The development of cellular convection in orographic clouds is investigated through idealized numerical simulations of moist flow over topography using a cloud-resolving numerical model. For statically unstable clouds (N_m² < 0) in the presence of basic-state wind shear, profound differences are apparent between the behavior of 2D and 3D simulations with similar topographic profiles. In the 2D case convection is noticeably suppressed by the wind shear, while well-organized longitudinal convective roll circulations develop in 3D simulations with a uniform ridge and periodic boundaries in the cross-flow direction. These convective bands---which also develop in more realistic simulations with finite-length 3D ridges---substantially enhance the maximum rainfall rates, precipitation efficiencies, and precipitation accumulations in the numerical simulations.

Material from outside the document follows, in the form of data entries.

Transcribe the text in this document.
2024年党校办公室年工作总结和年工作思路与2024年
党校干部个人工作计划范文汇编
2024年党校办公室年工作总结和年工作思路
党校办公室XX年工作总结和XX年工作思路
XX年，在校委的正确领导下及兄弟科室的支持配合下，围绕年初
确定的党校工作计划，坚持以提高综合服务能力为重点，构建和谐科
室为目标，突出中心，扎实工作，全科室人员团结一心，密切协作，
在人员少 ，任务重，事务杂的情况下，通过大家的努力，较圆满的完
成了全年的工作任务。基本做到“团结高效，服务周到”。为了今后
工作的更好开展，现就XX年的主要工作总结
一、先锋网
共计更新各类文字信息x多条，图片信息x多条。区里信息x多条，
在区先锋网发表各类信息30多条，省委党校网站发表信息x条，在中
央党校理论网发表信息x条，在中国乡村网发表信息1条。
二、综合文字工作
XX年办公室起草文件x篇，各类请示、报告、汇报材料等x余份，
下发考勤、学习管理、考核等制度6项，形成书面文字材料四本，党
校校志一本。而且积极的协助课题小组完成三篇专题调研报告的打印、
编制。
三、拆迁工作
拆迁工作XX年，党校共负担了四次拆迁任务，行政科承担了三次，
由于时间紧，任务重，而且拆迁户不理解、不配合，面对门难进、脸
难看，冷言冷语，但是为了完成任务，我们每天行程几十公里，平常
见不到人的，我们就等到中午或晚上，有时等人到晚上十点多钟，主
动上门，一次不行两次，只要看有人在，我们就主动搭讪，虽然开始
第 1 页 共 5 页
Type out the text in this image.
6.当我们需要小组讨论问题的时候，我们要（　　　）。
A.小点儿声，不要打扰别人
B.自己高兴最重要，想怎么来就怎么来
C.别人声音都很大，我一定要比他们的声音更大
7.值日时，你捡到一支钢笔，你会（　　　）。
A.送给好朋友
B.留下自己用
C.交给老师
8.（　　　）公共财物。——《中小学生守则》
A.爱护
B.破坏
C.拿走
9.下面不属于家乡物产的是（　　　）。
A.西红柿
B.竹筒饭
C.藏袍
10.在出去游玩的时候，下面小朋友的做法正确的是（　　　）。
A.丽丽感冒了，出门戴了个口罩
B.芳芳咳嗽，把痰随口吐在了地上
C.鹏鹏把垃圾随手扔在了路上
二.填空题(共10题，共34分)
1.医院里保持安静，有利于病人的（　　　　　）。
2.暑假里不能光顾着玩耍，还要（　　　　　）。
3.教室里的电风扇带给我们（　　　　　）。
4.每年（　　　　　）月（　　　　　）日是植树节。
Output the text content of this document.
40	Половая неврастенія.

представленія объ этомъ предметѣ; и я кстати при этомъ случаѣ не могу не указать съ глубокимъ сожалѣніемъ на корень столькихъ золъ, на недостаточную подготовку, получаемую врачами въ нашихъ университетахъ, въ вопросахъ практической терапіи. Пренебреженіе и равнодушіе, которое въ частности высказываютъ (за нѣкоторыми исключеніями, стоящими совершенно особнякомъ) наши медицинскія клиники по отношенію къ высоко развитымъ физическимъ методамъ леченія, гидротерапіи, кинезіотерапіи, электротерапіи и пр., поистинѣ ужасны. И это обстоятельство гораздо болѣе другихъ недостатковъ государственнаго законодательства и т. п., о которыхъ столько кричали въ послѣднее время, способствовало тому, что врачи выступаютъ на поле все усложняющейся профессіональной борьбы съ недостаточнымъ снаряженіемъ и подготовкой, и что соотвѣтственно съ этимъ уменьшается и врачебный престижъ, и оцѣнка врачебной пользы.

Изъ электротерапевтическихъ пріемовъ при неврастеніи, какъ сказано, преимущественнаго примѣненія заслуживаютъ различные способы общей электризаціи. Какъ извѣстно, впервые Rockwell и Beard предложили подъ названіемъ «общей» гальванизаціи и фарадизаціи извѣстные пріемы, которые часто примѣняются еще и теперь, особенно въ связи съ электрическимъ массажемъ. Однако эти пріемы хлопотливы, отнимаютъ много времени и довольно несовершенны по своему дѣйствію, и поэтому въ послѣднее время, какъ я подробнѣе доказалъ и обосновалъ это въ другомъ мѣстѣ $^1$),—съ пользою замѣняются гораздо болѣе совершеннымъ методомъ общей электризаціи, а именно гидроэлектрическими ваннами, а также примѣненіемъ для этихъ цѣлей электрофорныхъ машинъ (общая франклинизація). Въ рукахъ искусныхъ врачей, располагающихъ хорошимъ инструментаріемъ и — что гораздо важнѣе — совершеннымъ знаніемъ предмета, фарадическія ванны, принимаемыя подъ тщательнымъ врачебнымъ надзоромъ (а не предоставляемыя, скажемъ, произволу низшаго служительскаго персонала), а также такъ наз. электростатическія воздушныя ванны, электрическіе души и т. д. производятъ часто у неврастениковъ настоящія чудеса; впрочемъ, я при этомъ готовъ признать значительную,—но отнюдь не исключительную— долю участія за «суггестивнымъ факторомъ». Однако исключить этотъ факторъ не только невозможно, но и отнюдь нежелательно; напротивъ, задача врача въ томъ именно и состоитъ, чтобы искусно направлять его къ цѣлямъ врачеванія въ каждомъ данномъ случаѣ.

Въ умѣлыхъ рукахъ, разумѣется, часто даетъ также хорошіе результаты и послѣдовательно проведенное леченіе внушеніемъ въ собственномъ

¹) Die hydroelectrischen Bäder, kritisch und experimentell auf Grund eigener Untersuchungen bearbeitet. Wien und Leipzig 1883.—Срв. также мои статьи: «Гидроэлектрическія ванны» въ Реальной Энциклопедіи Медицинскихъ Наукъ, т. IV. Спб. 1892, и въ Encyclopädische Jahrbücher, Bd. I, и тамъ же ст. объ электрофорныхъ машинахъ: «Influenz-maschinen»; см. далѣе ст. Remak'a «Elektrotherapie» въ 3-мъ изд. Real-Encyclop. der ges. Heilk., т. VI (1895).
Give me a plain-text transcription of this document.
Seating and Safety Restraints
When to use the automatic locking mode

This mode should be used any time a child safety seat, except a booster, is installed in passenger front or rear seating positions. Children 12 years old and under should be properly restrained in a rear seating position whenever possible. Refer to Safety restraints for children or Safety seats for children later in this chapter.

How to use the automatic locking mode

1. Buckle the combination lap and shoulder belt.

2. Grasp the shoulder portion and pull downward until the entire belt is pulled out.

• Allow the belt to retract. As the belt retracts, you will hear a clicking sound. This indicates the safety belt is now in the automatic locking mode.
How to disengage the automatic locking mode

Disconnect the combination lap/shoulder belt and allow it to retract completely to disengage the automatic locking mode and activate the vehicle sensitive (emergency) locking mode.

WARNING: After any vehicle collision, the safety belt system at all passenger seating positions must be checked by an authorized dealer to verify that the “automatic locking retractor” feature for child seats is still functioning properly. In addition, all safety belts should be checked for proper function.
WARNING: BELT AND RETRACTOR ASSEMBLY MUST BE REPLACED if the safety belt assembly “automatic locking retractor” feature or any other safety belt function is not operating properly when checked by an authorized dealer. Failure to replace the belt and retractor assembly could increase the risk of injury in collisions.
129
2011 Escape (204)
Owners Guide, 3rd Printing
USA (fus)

Additional numerical simulations have been performed to determine the effects of various environmental factors on the structure of the convective orographic rainbands. Examples with directional shear of the basic-state wind indicate that the orientations of the rolls depend on both the mean wind and the wind shear in the cloud layer. Other cases are presented in which the depth of the unstable cloud, the degree of instability within the cloud, and the presence of frictional dissipation in the system are varied to examine the effects of these factors on the spacing and intensity of the convective bands.

To verify that these numerically-simulated convective rainbands correspond to real-world physical phenomena, observational data from an actual orographic precipitation event involving post-frontal flow over the coastal mountains of western Oregon will be presented. In this example, streamwise-oriented rainbands develop with similar features in both the observational data and a numerical simulation of the precipitation event.